Phosphoproteomic analysis of Staphylococcus aureus

S. aureus is one of the major human pathogens that greatly impacts individuals and causes a variety of illnesses ranging from minor skin infections to life-threatening diseases, such as endocarditis, pneumonia, septicemia and toxic shock syndrome. Stk1/Stp1 are particular important for S. aureus pathogenesis and survival as they are thought to participate in regulating virulence, cell wall structure and antibiotic resistance. Understanding how Ser/Thr phosphorylation regulates virulence and antibiotic resistance will provide foundation for the development of novel therapeutic strategies against S. aureus infection. The phosphoproteomic analysis of Staphylococcus aureus Newman strain led to the identification of 76 peptides with mapped phosphorylation sites belonging to 29 distinct proteins. In the case of Stk1, only one peptide (residues 157-182), with the sequence ALSETSLTQTNHVLGTVQYFSPEQAK, was predicted to have a cluster of six phosphorylation sites (Ser159, Thr161, Ser162, Thr164, Thr166 and Thr172).
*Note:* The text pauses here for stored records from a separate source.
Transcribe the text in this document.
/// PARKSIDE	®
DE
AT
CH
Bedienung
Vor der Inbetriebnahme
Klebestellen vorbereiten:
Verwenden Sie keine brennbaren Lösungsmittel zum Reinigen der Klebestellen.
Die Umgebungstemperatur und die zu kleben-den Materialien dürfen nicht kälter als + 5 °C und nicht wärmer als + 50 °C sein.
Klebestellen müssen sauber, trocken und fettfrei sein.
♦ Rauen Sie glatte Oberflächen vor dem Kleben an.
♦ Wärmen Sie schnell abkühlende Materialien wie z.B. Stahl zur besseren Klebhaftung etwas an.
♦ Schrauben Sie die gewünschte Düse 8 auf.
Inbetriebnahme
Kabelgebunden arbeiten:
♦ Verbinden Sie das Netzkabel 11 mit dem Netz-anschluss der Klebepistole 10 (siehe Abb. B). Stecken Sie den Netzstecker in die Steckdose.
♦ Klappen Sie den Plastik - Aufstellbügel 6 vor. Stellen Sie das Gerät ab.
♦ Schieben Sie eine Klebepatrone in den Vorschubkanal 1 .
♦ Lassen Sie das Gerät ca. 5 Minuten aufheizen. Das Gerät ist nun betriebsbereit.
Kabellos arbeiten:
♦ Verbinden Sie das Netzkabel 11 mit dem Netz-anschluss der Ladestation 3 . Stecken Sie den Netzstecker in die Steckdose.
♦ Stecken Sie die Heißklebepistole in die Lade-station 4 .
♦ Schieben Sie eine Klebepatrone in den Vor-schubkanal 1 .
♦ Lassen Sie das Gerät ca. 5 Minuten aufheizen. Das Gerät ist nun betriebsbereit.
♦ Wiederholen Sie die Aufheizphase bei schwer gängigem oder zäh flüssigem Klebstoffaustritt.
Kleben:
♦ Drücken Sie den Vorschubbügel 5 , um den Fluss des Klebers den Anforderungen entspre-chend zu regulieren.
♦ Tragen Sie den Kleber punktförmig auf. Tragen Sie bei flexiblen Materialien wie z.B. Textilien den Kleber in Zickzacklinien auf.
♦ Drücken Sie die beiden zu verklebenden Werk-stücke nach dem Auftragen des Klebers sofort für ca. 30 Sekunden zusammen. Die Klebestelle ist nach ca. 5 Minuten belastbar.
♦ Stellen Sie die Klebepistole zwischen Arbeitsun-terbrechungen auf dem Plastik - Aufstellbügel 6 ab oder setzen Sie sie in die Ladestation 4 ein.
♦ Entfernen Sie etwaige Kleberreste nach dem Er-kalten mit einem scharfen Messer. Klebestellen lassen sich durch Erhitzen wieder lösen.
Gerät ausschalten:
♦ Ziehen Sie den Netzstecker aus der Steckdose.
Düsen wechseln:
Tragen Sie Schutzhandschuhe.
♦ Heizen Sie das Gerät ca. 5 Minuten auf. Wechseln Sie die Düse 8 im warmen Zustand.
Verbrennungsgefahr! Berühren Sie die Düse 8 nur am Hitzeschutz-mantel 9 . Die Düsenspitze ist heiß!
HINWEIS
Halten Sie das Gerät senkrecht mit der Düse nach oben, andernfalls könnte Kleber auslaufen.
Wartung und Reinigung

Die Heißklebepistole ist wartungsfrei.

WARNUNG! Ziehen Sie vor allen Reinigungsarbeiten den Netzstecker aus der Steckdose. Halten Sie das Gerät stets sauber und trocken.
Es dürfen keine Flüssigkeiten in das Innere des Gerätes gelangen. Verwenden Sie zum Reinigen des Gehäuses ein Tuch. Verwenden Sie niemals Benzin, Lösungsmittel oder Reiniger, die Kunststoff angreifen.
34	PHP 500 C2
This segment overlaps with the sequence of kinase activation loop (residues 154-176) in Stk1. Further biochemical studies revealed cis autophosphorylation of Thr172 in the GT/S motif is necessary for self-activation and kinase activity of Stk1, whereas the trans autophosphorylation of other activation loop serines/threonins are essential for the optimal kinase activity of Stk1.